Thromb Haemost. 2000 Oct;84(4):635-7.
We report the case of a 5-year-old boy with severe factor VII deficiency. The affected child presented at the age of 8 months and again at 18 months with bleeding from the gastrointestinal tract but the diagnosis of factor VII deficiency was not made until the age of 3 years. He was treated with fresh frozen plasma and subsequently factor VII concentrates and to date remains well. To identify the causative mutation, the factor VII gene was screened by SSCP and direct sequence analysis. A single homozygous 2 bp deletion (-CT) mutation was identified in exon 1a removing nucleotides 27/28 (codons 52/53). Both parents, who were first cousins, were heterozygous for the mutation. The mutation located in the prepropeptide of factor VII, results in a complete absence of factor VII in plasma. This case indicates that a complete absence of plasma factor VII is not necessarily a lethal condition.
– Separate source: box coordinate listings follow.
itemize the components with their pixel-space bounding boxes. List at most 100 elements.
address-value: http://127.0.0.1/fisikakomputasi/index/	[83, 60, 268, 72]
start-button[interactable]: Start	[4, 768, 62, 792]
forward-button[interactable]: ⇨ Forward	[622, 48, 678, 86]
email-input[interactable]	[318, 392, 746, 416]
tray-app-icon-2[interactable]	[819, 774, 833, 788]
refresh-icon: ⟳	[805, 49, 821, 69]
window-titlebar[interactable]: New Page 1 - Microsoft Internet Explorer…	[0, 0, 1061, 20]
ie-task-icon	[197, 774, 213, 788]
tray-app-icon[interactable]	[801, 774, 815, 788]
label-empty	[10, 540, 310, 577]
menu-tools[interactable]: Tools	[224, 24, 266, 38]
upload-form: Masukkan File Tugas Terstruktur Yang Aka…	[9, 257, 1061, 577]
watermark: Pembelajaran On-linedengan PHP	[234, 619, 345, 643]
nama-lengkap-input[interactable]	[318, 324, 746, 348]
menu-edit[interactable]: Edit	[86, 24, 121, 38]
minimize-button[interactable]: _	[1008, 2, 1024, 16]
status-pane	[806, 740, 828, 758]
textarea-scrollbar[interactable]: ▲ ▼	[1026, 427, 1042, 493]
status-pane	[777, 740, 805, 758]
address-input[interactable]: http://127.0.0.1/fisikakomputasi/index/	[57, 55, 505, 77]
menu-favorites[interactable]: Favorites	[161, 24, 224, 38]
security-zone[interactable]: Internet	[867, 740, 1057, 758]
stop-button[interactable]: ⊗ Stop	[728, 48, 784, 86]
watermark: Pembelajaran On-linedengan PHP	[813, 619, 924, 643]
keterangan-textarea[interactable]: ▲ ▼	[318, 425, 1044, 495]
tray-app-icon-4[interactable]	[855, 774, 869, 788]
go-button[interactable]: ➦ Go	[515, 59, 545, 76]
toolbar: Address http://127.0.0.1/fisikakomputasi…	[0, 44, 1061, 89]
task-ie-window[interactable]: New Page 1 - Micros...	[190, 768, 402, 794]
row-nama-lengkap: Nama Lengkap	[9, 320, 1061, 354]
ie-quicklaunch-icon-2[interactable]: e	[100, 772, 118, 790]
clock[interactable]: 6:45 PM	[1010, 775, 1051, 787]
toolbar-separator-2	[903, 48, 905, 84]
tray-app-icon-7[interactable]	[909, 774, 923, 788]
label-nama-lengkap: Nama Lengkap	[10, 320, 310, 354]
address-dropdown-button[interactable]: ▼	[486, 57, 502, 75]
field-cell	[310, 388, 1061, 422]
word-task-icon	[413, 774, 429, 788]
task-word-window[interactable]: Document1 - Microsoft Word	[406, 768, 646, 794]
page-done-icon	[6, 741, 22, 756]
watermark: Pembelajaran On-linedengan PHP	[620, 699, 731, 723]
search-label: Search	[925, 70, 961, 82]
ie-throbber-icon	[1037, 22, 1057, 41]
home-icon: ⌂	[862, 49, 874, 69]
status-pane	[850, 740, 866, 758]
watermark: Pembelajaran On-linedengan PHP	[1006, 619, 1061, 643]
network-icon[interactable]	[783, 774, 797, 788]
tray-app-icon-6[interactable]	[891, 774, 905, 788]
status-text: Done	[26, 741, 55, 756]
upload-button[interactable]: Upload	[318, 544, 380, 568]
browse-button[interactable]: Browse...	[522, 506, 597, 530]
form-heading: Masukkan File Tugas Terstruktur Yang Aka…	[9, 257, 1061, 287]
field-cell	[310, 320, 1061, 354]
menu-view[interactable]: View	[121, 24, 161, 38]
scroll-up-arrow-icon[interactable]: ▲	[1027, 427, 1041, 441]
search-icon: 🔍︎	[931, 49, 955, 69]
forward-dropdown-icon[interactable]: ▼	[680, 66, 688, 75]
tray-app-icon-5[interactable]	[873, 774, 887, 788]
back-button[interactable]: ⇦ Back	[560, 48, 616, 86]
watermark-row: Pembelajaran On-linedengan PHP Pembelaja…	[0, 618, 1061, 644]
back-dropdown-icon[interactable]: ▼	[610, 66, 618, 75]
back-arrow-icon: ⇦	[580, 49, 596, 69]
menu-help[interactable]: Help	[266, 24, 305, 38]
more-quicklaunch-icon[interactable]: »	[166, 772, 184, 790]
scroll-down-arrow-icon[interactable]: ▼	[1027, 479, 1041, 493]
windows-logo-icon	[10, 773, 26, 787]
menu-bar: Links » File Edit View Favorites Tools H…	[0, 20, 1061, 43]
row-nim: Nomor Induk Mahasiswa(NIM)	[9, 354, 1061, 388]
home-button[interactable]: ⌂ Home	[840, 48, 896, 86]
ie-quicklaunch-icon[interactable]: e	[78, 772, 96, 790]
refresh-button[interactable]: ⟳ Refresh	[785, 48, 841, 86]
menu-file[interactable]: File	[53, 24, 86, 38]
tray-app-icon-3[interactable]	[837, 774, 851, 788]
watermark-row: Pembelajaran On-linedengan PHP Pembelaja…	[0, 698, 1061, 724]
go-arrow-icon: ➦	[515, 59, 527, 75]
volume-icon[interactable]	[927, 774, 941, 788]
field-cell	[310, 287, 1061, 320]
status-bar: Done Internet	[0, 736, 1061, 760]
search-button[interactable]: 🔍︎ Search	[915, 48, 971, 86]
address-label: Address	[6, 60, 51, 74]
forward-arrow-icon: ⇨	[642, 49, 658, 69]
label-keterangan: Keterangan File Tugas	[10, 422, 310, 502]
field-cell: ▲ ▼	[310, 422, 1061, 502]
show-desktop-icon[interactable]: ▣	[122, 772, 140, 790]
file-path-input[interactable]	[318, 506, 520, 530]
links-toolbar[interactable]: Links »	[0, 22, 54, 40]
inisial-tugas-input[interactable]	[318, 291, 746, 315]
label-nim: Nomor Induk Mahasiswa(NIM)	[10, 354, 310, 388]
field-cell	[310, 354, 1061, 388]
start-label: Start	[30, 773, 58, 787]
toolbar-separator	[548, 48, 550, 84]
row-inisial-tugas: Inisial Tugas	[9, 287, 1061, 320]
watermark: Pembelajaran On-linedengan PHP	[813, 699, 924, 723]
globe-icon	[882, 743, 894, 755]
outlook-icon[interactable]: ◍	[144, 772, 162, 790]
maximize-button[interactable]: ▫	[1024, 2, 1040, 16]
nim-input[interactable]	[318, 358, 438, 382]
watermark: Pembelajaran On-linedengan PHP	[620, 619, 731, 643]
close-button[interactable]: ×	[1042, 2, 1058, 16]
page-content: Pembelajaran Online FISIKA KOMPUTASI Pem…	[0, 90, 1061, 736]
我们报告了一例患有严重凝血因子VII缺乏症的5岁男孩的病例。该患病儿童在8个月大时首次出现症状,18个月大时再次出现胃肠道出血症状,但直到3岁时才确诊为凝血因子VII缺乏症。他接受了新鲜冷冻血浆治疗,随后使用了凝血因子VII浓缩剂,至今情况良好。为了确定致病突变,通过单链构象多态性(SSCP)和直接序列分析对凝血因子VII基因进行了筛查。在外显子1a中鉴定出一个纯合的2碱基缺失(-CT)突变,该突变去除了核苷酸27/28(密码子52/53)。父母双方是近亲,均为该突变的杂合子。该突变位于凝血因子VII的前肽中,导致血浆中完全缺乏凝血因子VII。该病例表明,血浆中完全缺乏凝血因子VII不一定是致命的情况。